O protocolo de utilização do videoárbitro (VAR), que se mantém inalterado desde a sua estreia na I Liga de futebol, “começa a ficar desajustado”, assume o ex-juiz Pedro Henriques, defensor da divulgação dos áudios daquele sistema.
“À medida que evoluímos, vamos percebendo que, sobretudo ao nível dos penáltis, esta coisa do ter de ser [um erro] claro e óbvio para que o VAR intervenha está a deixar numa zona cinzenta e ao critério da interpretação alguns lances [nas áreas] que são realmente para ser sancionados, mas que o VAR, por não achar que são claros e óbvios, acaba por não chamar o árbitro principal”, exemplificou à agência Lusa o antigo árbitro, de 57 anos.
Ratificado em março de 2016 pelo International Board (IFAB), o organismo regulador das regras da modalidade, o sistema tecnológico de recurso a imagens vídeo para ajudar as equipas de arbitragem à distância vigorou pela sexta época consecutiva na elite, estando previsto o seu alargamento aos jogos da II Liga e da Liga feminina já a partir de 2023/24.
“Essa parte já poderia ter sido invertida há muito tempo, no sentido de que, mesmo não sendo um lance claro e óbvio, mas havendo potencial para ser penálti, o árbitro deveria ir ao monitor ver. Dessa forma, todos perceberíamos melhor a intervenção e a utilidade do VAR, sendo que, depois, a crítica podia ser ao árbitro, porque alterou ou manteve [a sua decisão original]. Agora, isso é o normal. No meu tempo, que não tinha VAR, tomávamos normalmente uma decisão e as pessoas concordavam ou não concordavam”, recordou.
O protocolo prevê dar auxílio aos árbitros principais na deliberação de quatro situações - golos, cartões vermelhos, penáltis e troca de identidade disciplinar -, mas, ao longo desta época, o treinador alemão Roger Schmidt, do campeão Benfica, e Jorge Nuno Pinto da Costa, presidente do ‘vice’ FC Porto, exigiram mesmo o fim do VAR no futebol nacional.
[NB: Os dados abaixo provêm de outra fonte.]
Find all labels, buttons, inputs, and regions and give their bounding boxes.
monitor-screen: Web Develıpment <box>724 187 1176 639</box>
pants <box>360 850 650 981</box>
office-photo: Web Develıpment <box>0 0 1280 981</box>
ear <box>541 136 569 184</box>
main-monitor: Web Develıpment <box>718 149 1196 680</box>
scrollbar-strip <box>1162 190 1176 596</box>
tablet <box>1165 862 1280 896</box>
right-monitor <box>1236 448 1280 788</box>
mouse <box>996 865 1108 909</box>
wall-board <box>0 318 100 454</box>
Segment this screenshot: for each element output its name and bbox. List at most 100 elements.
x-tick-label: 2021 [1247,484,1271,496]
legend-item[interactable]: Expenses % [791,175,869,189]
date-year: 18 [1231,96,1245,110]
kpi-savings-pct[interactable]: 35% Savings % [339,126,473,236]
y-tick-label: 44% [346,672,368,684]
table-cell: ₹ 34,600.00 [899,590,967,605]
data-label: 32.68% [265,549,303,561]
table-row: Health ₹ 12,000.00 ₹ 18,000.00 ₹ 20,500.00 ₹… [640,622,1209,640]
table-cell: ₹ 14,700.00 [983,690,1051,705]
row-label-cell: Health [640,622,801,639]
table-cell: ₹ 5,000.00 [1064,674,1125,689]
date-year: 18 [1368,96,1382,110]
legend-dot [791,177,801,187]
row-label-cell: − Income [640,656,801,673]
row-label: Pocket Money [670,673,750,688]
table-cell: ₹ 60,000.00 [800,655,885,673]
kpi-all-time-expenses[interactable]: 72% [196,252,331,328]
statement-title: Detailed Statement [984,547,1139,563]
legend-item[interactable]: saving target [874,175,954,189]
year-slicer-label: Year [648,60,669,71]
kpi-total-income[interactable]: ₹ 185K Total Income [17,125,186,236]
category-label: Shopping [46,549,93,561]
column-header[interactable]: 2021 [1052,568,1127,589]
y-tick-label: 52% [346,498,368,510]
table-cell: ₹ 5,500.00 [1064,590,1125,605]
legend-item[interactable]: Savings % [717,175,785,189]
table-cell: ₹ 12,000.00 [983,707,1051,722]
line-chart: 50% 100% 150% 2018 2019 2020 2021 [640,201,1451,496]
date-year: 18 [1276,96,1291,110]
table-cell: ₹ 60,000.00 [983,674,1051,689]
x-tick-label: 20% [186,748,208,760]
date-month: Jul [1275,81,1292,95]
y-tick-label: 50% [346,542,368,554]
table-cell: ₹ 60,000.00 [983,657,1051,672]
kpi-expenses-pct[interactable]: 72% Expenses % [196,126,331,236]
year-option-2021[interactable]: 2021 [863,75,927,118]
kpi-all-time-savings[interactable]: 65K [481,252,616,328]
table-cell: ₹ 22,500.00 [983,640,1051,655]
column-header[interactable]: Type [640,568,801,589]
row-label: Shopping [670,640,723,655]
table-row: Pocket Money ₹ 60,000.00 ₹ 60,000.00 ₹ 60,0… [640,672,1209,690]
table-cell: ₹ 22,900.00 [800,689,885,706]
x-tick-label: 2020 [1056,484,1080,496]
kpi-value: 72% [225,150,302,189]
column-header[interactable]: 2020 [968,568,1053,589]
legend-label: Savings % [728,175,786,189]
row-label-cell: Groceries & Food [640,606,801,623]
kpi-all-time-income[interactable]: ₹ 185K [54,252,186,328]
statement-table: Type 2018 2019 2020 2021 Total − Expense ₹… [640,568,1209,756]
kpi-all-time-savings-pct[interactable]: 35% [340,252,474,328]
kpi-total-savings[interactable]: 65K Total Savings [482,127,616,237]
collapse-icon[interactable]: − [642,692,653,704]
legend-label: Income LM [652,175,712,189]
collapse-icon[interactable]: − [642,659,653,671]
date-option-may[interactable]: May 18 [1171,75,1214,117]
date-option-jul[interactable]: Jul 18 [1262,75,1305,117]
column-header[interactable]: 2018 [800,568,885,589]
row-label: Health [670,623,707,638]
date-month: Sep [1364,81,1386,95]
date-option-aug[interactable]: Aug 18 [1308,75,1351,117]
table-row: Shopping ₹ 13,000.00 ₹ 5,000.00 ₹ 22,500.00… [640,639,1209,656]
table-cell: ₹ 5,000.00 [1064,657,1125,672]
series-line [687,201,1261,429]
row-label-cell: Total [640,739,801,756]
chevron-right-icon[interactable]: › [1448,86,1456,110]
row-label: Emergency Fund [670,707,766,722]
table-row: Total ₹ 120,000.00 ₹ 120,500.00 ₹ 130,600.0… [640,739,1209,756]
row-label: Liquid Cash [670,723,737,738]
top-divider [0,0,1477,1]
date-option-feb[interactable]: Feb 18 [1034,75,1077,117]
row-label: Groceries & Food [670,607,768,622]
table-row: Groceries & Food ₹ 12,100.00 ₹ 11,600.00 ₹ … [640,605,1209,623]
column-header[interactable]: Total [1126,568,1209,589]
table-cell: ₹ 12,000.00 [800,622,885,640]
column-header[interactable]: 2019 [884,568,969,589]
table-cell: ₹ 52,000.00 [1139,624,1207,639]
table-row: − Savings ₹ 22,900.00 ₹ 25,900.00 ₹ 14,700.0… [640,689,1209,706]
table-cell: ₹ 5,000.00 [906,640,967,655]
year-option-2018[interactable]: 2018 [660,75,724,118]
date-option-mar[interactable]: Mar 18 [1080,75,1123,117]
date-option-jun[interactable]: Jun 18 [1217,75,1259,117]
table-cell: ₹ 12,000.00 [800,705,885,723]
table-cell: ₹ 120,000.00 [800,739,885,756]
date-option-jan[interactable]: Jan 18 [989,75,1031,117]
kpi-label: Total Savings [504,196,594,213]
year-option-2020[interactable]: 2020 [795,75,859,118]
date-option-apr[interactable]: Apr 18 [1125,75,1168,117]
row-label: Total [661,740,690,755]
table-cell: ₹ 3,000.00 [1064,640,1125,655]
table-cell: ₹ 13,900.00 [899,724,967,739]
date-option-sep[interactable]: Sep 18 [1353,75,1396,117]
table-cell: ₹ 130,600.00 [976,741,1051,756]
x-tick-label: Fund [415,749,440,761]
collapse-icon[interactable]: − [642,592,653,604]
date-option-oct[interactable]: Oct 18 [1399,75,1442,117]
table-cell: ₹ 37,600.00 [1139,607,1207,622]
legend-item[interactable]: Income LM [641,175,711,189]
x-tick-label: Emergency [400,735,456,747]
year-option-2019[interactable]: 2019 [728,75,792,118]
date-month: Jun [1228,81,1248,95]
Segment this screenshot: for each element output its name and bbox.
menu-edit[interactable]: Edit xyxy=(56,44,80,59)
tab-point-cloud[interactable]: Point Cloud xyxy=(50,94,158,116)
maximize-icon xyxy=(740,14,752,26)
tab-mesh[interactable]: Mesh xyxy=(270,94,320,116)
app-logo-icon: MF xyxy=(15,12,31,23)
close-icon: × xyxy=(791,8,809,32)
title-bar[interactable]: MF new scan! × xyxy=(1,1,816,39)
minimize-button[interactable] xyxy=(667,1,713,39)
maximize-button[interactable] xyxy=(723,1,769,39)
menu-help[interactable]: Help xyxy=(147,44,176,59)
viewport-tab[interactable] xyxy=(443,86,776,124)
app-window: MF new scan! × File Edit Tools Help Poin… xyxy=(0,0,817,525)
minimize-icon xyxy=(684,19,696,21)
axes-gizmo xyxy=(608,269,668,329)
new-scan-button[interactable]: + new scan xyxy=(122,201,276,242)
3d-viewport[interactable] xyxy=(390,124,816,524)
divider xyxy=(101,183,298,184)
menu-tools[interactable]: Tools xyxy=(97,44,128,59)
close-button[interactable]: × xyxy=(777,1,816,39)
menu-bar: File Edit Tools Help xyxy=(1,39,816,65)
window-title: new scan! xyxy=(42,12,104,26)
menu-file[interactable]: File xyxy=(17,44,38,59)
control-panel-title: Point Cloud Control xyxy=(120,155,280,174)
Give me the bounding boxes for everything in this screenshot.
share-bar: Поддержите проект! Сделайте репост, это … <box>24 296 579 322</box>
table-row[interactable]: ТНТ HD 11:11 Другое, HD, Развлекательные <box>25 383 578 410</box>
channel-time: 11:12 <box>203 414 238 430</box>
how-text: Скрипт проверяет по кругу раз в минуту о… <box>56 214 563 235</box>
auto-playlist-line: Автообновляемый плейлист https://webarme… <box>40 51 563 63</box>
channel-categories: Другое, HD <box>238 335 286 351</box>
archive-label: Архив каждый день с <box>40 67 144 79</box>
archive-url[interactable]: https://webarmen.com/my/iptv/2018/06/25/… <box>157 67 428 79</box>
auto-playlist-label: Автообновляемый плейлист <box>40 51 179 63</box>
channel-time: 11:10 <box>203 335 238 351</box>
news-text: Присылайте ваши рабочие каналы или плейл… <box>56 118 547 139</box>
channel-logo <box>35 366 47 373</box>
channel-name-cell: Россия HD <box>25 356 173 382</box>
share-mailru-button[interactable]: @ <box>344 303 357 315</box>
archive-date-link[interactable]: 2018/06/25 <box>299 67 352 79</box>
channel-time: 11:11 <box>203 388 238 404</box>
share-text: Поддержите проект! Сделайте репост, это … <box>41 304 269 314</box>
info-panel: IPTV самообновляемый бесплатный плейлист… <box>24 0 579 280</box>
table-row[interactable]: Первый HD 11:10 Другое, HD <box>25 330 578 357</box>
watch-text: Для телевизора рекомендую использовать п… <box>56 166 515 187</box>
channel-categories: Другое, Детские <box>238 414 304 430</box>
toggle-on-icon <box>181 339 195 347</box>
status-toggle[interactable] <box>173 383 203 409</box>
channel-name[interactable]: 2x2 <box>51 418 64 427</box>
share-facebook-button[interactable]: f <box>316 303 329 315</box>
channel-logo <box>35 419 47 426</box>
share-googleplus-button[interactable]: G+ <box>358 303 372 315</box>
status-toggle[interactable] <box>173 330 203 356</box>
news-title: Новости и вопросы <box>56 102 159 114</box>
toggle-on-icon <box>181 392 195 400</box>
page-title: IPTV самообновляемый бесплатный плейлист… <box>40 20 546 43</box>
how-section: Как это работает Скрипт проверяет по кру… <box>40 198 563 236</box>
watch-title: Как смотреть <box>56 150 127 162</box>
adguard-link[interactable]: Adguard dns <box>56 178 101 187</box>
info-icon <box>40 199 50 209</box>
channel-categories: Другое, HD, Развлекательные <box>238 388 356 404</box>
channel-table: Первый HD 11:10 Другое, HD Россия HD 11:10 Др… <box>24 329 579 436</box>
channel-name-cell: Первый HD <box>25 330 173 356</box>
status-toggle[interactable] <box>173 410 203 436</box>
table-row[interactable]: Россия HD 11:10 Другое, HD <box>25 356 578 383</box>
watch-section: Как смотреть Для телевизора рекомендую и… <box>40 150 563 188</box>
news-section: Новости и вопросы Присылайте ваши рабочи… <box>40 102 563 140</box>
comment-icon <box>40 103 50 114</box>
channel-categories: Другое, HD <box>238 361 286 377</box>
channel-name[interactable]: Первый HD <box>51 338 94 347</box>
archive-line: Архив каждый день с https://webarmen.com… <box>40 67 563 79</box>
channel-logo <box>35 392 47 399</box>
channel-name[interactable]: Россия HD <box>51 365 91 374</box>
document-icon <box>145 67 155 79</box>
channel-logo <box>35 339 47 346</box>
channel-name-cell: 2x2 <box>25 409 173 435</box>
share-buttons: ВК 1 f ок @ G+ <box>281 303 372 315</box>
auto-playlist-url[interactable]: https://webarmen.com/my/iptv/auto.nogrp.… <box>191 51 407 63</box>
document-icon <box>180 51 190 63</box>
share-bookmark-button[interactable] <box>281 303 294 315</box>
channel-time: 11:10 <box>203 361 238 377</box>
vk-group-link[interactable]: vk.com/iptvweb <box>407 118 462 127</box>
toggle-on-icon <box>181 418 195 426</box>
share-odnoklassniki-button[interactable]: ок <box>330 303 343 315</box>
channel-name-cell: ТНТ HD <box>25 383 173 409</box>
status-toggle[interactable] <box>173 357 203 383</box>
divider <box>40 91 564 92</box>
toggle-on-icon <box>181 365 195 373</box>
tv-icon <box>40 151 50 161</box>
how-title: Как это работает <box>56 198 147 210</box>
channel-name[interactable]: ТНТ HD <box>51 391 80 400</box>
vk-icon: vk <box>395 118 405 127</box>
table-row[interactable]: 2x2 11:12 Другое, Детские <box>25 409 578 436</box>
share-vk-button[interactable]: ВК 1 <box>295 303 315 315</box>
“Todos percebem que esta ferramenta veio para ficar e não vale a pena voltar para trás, apesar dos ‘bitaites’ que fomos vendo por aí e desses momentos a quente, nos quais as pessoas se sentem prejudicadas e acabam por atacar e criticar o VAR. Aquilo que sobra de negativo não é a própria ferramenta, mas quem a utiliza”, analisou Pedro Henriques.
Em equação está a difusão dos áudios das comunicações entre os árbitros de campo e o VAR, numa época em que o IFAB já aprovou a utilização, a título experimental e limitada às competições organizadas pela FIFA, de uma tecnologia de comunicação pública dos árbitros para com os adeptos presentes nos estádios e através da transmissão televisão.
“Concordo plenamente que será algo inevitável no futuro, se é que já não estamos muito longe disso. Aliás, é uma questão de transparência, porque, a partir do momento em que as pessoas ouvirem os áudios, vão perceber que há erros de interpretação, mas não há aquilo que pensam que existe de mal. Vemos corrupção e maus exemplos dentro e fora de Portugal e ficamos logo com essa ideia de que isto é tudo uma cambada de bandidos, quando, se calhar, as pessoas mais sérias e honestas estão ali [na arbitragem], mesmo errando”, alertou o ex-juiz, que dirigiu mais de 350 jogos nas duas divisões profissionais.
A disponibilização dos áudios mereceu no ano passado uma proposta do Sporting para a modificação dos regulamentos de arbitragem e disciplina, que acabaria por ser rejeitada pelos clubes numa assembleia geral da Liga Portuguesa de Futebol Profissional (LPFP).
“As entidades internacionais são contra, ou não são muito a favor, e quase aconselham a que estes áudios não sejam colocados cá fora. Não é que haja alguma coisa a esconder, mas existe receio de que tudo aquilo que é dito possa, às vezes, não ser bem entendido cá fora. Por outro lado, se já há alguma polémica em torno de uma decisão, a ideia que a FIFA e o IFAB têm é que a maneira como o árbitro justificá-la-ia era mais um motivo para se bater em cima”, assinalou Pedro Henriques, esperando que Portugal abra horizontes.
A Liga inglesa tem experienciado nas últimas semanas um projeto de difusão de extratos dessas comunicações em canais televisivos, tal como já vinha a acontecer no Brasil e foi autorizado no último mês em França, mas sempre após um jogo e nunca em tempo real.
“Não concordo que as pessoas ouçam os áudios em direto, mas, depois das partidas, as conversas têm de ser disponibilizadas. Agora, é preciso haver regras e não é quando os clubes A, B ou C pedem ou querem”, apelou o atual comentador televisivo e radiofónico.